City staff have been granted more money to help complete the city’s cycling network by the end of 2022.
Staff requested an additional $350,000 a year to hire a dedicated team of staff to oversee the design and administration of the project, something it hasn’t had to date.
The money would be funded through development cost charges and gas tax funds.
As part of meeting the 2022 deadline, city staff have indicated it will be streamlining the public engagement process.
“We wouldn’t recommend it if we didn’t think it was going to work,” said Fraser work, Director of Engineering and Public Works.
There will still be opportunities for the public to weigh-in on future bike lanes, however, Work says the city will “re-architect” the process.

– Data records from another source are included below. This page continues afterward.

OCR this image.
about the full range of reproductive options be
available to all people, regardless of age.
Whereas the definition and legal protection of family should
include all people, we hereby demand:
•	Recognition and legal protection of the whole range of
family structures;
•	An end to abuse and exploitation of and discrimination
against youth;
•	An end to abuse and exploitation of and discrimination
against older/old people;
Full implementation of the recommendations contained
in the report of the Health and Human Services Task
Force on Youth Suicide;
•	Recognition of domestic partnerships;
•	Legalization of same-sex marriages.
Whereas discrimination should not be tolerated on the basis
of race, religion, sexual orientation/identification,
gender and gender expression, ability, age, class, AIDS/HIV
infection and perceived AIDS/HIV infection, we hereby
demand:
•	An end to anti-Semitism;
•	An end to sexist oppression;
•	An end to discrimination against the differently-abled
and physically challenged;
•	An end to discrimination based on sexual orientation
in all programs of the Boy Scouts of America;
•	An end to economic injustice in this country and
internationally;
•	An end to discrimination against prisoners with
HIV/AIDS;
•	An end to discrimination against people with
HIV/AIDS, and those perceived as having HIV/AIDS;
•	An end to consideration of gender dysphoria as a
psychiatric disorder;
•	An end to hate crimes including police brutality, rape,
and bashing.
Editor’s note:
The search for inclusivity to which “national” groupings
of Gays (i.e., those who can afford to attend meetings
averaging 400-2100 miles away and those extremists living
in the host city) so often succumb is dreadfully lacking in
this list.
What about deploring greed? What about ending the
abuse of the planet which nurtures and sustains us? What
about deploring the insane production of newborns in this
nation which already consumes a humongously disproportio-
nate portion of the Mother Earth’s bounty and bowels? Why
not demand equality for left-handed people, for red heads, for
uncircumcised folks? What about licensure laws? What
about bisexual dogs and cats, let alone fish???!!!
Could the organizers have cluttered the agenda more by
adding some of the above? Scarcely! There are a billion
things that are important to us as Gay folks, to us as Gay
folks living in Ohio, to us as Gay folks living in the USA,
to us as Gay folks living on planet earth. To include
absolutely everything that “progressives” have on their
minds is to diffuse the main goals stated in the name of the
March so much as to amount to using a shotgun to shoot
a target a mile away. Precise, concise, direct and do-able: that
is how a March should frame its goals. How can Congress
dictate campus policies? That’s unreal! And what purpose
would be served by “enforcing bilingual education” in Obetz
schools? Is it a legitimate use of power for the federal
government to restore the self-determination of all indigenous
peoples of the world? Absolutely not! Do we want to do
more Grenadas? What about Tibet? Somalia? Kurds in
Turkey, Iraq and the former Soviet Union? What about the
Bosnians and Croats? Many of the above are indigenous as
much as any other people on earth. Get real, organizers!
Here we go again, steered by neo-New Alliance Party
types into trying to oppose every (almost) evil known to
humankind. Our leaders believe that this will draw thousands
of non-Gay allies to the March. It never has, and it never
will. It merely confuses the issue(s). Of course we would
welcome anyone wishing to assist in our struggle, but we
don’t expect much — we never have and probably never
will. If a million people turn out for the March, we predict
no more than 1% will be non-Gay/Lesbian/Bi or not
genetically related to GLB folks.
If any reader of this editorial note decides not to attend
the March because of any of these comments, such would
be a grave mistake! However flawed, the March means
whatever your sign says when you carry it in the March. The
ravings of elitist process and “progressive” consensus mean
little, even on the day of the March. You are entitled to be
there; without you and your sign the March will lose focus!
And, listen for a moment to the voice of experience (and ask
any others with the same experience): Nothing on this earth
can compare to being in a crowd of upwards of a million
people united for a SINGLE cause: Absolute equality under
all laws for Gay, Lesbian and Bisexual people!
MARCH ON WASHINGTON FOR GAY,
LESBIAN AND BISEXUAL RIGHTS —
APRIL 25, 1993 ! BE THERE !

“If we do this right, the community should feel they were listened to,” he told council Thursday.
The motion was supported by Mayor Lisa Helps along with Councillors Jeremy Loveday, Sarah Potts, and Sharmarke Dubow.

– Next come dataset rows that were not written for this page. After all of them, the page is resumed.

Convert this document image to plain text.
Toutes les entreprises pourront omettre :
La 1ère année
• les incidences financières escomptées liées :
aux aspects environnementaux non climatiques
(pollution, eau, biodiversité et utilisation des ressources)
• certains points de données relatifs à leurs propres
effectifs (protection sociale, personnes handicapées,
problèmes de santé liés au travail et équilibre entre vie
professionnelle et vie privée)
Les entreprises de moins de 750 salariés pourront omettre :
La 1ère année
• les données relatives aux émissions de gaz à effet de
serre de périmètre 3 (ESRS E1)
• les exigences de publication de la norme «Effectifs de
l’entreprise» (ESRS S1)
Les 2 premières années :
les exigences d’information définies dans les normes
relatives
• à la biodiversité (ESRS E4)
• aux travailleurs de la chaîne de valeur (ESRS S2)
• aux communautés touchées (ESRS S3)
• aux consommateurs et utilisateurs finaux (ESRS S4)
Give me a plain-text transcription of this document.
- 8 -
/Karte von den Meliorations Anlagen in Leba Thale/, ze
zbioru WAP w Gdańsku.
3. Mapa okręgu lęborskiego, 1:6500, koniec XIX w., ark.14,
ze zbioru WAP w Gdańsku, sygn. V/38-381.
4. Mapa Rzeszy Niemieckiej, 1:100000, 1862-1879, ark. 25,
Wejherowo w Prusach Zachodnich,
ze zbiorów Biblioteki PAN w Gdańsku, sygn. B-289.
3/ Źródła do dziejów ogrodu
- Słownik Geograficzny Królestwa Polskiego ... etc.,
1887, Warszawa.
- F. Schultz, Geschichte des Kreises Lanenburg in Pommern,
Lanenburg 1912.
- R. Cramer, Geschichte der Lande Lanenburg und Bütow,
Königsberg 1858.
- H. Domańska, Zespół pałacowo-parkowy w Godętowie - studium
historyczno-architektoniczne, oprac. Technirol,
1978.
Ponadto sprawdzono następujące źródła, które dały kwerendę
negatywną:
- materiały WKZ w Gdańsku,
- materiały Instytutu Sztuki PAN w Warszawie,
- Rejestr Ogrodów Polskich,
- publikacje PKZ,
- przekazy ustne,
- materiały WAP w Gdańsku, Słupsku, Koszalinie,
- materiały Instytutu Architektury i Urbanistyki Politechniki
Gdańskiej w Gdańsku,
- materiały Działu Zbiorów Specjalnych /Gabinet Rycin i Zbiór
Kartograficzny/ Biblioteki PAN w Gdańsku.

Both Helps and Loveday pointed to a climate emergency in making their decision.
Councillors Marianne Alto, Ben Isitt, Laurel Collins, and Charlene Thornton-Joe weren’t in attendance.
Councillor Geoff Young did not support streamlining the bike lane process. Although Young supports the bike network project as a whole, he believes there are advantages to a slower timeline. He also feels constructions costs could ease over the next several years which could reduce the overall price tag.
Without the additional funds the project would have been completed by 2023 or 2024.
The next two bike corridors on Wharf Street and Humboldt Street could be completed as early as 2019.
Sixteen more cycling corridors are scheduled to follow which, once complete, would make up a 32-kilometre long cycling network.
As of right now, the entire cycling network is costing the City of Victoria more than $30-million.